See the Rotation Choices notebook for a visual comparison.
patience (int, default=10)¶
Number of consecutive layers where the total correlation (TC) change is
below tol before training stops early.
| Value | Effect |
|---|---|
| Small (3–5) | Aggressive early stopping. Faster, but may stop too soon on noisy data. |
| Default (10) | Good balance. Tolerates short plateaus before converging. |
| Large (20+) | Conservative. Use when TC curve has long flat regions before dropping again. |
Tip: Plot model.tc_per_layer_ after fitting. If the curve has a long
tail of small-but-nonzero TC reductions, increase patience.
tol (float or "auto", default=1e-5)¶
Convergence threshold: training stops when |TC(k) − TC(k−1)| < tol for
patience consecutive layers.
| Value | Effect |
|---|---|
1e-3 |
Loose. Converges quickly but may leave residual dependence. |
1e-5 (default) |
Tight. Good for density estimation and IT measures. |
1e-7 |
Very tight. Use for high-precision entropy/MI estimates. |
"auto" |
Adaptive: sets tol based on number of training samples. |
When to use "auto": When you're unsure about the right tolerance and
want a data-driven choice.

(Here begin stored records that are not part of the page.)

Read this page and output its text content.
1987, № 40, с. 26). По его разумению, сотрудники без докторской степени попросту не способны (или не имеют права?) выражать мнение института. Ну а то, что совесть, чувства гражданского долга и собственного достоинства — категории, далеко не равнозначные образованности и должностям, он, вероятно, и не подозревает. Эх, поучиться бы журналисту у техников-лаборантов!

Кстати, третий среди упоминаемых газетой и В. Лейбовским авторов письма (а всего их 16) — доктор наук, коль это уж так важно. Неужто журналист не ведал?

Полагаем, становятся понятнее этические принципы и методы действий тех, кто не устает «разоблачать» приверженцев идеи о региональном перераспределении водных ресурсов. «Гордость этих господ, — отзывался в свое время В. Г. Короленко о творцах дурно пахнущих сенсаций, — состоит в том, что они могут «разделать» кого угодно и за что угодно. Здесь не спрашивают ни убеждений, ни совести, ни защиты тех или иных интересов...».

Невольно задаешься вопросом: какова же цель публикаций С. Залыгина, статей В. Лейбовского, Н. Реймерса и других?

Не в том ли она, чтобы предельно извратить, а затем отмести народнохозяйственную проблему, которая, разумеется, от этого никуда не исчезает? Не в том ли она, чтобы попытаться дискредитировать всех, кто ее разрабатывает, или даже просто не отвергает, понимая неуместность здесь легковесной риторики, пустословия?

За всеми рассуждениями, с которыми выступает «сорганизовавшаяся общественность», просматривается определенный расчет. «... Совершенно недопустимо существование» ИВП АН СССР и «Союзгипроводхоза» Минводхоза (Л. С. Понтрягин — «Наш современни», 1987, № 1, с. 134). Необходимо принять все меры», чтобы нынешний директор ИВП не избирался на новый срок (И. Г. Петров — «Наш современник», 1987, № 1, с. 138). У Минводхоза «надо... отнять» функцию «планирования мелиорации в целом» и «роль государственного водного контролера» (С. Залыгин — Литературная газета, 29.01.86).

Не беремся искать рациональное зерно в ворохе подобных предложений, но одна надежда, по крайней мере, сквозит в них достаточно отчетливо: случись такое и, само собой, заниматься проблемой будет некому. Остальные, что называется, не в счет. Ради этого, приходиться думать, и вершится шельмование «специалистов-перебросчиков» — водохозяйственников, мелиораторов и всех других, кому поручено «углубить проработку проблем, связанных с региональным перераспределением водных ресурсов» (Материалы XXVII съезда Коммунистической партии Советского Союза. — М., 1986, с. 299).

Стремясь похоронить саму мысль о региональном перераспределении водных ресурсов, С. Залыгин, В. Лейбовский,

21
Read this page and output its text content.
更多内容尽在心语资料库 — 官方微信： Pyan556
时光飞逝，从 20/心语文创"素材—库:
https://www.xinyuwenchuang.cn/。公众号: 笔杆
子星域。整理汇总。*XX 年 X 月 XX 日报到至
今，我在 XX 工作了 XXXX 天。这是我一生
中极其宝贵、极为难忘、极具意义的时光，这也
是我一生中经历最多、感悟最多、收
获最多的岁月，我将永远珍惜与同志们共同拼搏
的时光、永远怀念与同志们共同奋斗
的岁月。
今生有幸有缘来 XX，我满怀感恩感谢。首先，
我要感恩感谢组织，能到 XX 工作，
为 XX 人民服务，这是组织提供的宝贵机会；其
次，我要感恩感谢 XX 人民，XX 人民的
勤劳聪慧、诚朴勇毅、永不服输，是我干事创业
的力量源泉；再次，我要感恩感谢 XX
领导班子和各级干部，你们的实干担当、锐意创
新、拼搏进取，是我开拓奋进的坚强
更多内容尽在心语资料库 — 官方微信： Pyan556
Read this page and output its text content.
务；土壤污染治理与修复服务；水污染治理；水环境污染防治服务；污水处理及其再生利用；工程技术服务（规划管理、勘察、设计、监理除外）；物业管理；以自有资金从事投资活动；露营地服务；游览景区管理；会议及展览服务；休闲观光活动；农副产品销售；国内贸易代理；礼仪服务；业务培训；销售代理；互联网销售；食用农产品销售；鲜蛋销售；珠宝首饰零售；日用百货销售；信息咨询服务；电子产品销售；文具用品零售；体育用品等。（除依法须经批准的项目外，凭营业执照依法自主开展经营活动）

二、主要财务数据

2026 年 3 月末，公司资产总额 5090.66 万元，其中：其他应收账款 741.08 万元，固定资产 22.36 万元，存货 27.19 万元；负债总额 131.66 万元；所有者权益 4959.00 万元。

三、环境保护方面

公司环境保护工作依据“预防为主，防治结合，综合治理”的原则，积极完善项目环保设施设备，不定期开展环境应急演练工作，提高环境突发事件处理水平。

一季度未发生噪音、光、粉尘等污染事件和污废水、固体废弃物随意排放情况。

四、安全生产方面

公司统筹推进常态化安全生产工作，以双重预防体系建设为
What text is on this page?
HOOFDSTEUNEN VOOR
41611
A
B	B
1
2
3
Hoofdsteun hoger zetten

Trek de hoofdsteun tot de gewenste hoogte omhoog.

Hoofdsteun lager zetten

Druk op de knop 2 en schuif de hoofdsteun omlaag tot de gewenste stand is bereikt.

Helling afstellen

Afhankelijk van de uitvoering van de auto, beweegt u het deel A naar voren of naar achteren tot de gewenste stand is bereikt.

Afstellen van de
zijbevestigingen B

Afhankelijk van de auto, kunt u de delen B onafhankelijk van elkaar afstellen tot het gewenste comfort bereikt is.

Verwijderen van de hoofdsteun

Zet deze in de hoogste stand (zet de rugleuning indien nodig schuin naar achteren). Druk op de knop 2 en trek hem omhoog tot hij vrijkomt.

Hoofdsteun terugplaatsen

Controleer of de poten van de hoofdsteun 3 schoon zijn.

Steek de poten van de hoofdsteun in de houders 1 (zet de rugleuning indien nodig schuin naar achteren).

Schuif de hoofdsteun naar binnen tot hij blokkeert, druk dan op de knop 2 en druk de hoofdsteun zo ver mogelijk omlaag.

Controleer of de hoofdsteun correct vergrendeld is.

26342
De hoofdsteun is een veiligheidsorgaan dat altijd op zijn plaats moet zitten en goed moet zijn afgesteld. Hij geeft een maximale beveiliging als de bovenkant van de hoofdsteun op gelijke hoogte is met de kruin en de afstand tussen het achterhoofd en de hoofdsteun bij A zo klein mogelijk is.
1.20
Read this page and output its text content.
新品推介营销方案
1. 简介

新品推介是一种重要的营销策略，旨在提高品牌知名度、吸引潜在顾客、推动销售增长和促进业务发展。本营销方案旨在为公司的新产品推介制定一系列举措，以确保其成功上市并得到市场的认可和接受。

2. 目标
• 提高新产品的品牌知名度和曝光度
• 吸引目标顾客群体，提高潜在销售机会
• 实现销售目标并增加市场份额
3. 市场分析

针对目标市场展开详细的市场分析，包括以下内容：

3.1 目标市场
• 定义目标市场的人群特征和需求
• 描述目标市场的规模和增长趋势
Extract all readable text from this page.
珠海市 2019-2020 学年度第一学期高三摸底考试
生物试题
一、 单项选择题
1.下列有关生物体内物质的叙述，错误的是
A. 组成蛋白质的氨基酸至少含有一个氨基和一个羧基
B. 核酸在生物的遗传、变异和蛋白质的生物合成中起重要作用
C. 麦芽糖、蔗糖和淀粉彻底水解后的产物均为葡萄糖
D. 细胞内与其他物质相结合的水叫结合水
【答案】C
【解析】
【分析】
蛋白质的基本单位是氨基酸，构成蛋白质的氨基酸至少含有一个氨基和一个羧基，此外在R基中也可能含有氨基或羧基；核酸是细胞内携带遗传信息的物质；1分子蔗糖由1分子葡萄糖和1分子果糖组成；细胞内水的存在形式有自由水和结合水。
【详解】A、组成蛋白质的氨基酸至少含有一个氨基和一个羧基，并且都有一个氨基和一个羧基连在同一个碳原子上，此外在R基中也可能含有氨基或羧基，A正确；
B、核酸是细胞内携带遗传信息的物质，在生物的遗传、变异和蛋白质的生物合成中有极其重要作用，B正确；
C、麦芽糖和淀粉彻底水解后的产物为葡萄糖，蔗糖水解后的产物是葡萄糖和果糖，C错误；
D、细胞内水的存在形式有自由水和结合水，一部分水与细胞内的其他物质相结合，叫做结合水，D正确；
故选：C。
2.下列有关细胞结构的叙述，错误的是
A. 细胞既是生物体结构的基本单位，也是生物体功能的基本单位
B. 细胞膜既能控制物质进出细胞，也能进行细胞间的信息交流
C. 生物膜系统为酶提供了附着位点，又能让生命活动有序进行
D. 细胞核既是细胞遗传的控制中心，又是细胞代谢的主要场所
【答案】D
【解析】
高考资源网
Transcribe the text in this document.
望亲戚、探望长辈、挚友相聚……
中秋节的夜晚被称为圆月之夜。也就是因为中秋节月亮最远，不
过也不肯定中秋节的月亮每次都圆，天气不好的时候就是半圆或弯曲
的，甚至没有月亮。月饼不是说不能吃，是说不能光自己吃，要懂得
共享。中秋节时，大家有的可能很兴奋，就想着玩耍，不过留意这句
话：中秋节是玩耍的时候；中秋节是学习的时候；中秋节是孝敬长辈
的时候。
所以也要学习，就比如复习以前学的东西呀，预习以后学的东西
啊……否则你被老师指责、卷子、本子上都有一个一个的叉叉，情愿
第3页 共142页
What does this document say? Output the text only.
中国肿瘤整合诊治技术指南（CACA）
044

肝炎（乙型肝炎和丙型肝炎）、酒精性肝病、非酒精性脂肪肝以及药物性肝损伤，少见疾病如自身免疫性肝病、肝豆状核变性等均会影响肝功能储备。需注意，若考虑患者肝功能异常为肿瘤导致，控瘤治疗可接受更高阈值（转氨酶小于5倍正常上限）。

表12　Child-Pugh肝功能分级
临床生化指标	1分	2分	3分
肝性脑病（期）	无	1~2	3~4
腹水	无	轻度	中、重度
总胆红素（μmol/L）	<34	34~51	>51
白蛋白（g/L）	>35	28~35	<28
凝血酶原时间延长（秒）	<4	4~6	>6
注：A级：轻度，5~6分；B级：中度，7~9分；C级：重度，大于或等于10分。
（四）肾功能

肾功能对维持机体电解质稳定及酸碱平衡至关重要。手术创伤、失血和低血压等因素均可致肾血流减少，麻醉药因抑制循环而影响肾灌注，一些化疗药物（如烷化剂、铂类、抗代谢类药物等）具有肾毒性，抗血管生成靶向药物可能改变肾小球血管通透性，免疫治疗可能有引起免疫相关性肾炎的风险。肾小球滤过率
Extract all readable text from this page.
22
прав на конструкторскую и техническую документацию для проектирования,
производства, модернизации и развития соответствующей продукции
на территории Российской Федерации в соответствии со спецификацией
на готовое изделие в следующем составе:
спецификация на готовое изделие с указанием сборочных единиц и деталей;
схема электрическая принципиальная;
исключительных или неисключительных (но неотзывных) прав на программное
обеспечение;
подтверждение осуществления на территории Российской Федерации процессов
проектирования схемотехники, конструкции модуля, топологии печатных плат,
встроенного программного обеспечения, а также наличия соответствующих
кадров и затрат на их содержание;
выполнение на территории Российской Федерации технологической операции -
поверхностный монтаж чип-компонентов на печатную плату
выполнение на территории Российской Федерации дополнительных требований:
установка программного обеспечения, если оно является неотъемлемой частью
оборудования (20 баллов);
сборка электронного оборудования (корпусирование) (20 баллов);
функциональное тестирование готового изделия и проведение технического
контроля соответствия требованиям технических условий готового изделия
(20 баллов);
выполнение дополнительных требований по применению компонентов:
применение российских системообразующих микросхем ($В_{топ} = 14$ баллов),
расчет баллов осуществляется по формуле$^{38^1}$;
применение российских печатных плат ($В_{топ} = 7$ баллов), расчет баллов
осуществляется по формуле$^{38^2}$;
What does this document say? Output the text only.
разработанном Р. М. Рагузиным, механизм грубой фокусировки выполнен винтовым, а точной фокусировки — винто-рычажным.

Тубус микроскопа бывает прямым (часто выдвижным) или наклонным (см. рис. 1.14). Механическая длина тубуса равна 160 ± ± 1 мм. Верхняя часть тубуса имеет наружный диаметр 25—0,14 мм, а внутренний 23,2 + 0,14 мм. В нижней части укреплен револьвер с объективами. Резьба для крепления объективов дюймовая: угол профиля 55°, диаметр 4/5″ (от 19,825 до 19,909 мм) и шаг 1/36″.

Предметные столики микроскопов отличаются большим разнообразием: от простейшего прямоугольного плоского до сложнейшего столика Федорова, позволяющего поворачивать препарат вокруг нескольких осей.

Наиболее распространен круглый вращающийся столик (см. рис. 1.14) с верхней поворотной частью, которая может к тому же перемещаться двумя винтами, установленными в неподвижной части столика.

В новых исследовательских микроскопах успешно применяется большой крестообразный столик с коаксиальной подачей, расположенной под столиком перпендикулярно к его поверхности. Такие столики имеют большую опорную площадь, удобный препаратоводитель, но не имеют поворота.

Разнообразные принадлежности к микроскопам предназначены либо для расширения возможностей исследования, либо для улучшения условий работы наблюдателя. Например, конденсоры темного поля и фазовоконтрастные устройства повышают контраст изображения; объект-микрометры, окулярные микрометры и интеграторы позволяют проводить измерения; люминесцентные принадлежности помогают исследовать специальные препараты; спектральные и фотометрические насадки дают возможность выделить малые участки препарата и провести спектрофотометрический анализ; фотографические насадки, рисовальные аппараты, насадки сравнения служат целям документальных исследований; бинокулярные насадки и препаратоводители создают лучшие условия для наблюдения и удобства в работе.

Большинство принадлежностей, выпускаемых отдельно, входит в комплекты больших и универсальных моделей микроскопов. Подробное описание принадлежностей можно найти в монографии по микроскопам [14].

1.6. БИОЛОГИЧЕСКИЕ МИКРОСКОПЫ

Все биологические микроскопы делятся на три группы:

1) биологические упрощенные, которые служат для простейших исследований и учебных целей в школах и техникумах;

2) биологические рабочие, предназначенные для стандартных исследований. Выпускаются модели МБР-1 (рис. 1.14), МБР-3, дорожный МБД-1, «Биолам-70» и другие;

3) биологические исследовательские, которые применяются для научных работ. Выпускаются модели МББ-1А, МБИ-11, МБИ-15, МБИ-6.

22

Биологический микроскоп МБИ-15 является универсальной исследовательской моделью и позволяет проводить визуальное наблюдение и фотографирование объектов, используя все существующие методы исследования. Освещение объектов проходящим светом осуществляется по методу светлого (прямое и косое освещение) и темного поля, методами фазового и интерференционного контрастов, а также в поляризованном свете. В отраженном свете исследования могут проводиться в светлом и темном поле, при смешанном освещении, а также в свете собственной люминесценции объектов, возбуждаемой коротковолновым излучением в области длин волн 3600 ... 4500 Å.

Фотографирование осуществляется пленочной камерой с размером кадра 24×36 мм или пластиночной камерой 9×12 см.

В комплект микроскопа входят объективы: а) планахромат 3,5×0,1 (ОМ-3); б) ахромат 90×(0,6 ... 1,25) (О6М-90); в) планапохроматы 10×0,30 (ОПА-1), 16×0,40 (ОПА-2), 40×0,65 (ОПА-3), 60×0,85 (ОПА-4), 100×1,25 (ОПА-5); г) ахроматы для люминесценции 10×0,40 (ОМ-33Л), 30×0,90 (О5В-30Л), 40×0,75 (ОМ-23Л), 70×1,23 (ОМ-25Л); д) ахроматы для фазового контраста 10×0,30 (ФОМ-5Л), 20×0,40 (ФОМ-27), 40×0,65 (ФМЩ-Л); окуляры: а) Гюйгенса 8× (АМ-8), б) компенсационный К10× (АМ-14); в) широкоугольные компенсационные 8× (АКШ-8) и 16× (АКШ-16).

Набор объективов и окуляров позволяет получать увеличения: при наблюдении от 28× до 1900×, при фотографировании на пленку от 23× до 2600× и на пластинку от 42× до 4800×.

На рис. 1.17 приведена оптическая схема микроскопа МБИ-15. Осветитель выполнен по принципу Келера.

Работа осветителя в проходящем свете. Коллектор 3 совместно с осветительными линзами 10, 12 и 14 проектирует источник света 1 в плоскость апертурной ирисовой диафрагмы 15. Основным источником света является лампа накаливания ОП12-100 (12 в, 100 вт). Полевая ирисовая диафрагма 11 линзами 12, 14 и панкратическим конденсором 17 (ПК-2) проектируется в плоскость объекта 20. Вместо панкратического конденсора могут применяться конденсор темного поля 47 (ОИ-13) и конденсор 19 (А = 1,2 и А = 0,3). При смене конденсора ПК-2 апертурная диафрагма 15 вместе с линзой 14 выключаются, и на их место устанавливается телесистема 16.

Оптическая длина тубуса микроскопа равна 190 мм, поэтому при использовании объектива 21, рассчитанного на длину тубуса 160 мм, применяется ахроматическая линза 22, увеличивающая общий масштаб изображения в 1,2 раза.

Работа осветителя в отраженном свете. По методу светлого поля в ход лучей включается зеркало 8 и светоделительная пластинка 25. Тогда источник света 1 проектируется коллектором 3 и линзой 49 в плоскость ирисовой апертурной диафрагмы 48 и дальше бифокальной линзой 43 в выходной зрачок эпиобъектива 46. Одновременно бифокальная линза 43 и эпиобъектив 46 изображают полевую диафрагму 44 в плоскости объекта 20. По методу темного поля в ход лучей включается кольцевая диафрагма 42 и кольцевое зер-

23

The adaptive lookup scales tol with sample size
(more samples → tighter tolerance).
random_state (int or None, default=None)¶
Seed for stochastic components (ICA initialization, random rotations). Set
this for reproducible results. Has no effect when rotation="pca"
(PCA is deterministic).
strategy (list or None, default=None)¶
Per-layer override for rotation and marginal choices. Each entry can be:
- A string: rotation name (e.g.,
"pca","random") - A tuple:
(rotation_name, marginal_name)
The list cycles if shorter than n_layers.
# Example: alternate PCA and random rotations
model = AnnealedRBIG(
n_layers=100,
strategy=["pca", "random"],
)
This is an advanced feature — the default (None) uses the same rotation
for every layer, which is fine for nearly all use cases.
verbose (bool or int, default=False)¶
| Value | Behaviour |
|---|---|
False / 0 |
Silent |
True / 1 |
Progress bar during fit() |
2 |
Progress bars for fit, transform, inverse_transform, and score_samples |
Diagnosing Fit Quality¶
After fitting, inspect these attributes:
# How many layers were actually used?
print(f"Layers: {len(model.layers_)}")
# Did TC converge?
import matplotlib.pyplot as plt
plt.plot(model.tc_per_layer_)
plt.xlabel("Layer")
plt.ylabel("Total Correlation (nats)")
plt.title("TC convergence")
plt.show()
# Final TC (should be near zero for good fit)
print(f"Final TC: {model.tc_per_layer_[-1]:.6f}")
| Symptom | Likely cause | Fix |
|---|---|---|
len(model.layers_) == n_layers |
Hit the layer budget before converging | Increase n_layers |
| TC curve still dropping at the end | Stopped too early | Increase n_layers or patience |
| TC curve flat but nonzero | Residual higher-order dependence | Try rotation="ica" or increase n_layers |
| TC oscillates | Numerical instability (rare) | Check for constant/duplicate features in input data |
Computational Cost¶
Each RBIG layer has cost approximately:
| Step | Complexity |
|---|---|
| Marginal Gaussianization | \(O(N \cdot D \cdot \log N)\) — sorting per feature |
| PCA rotation | \(O(N \cdot D^2 + D^3)\) — covariance + eigendecomposition |
| Random rotation | \(O(N \cdot D^2)\) — matrix multiply only |
| TC estimation | \(O(N \cdot D)\) — KDE marginal entropies |
For large \(D\), the PCA eigendecomposition dominates. Switching to
rotation="random" removes the \(D^3\) term at the cost of more layers.
Marginal Transform Choice¶
By default, AnnealedRBIG uses MarginalGaussianize (empirical CDF + probit)
inside each layer. For custom marginals, use the strategy parameter or
build your own pipeline with RBIGLayer:
from rbig import RBIGLayer, SplineGaussianizer, PCARotation
layer = RBIGLayer(
marginal=SplineGaussianizer(n_quantiles=200),
rotation=PCARotation(whiten=True),
)
See the Marginal Transforms notebook for a comparison of all 7 available marginal methods.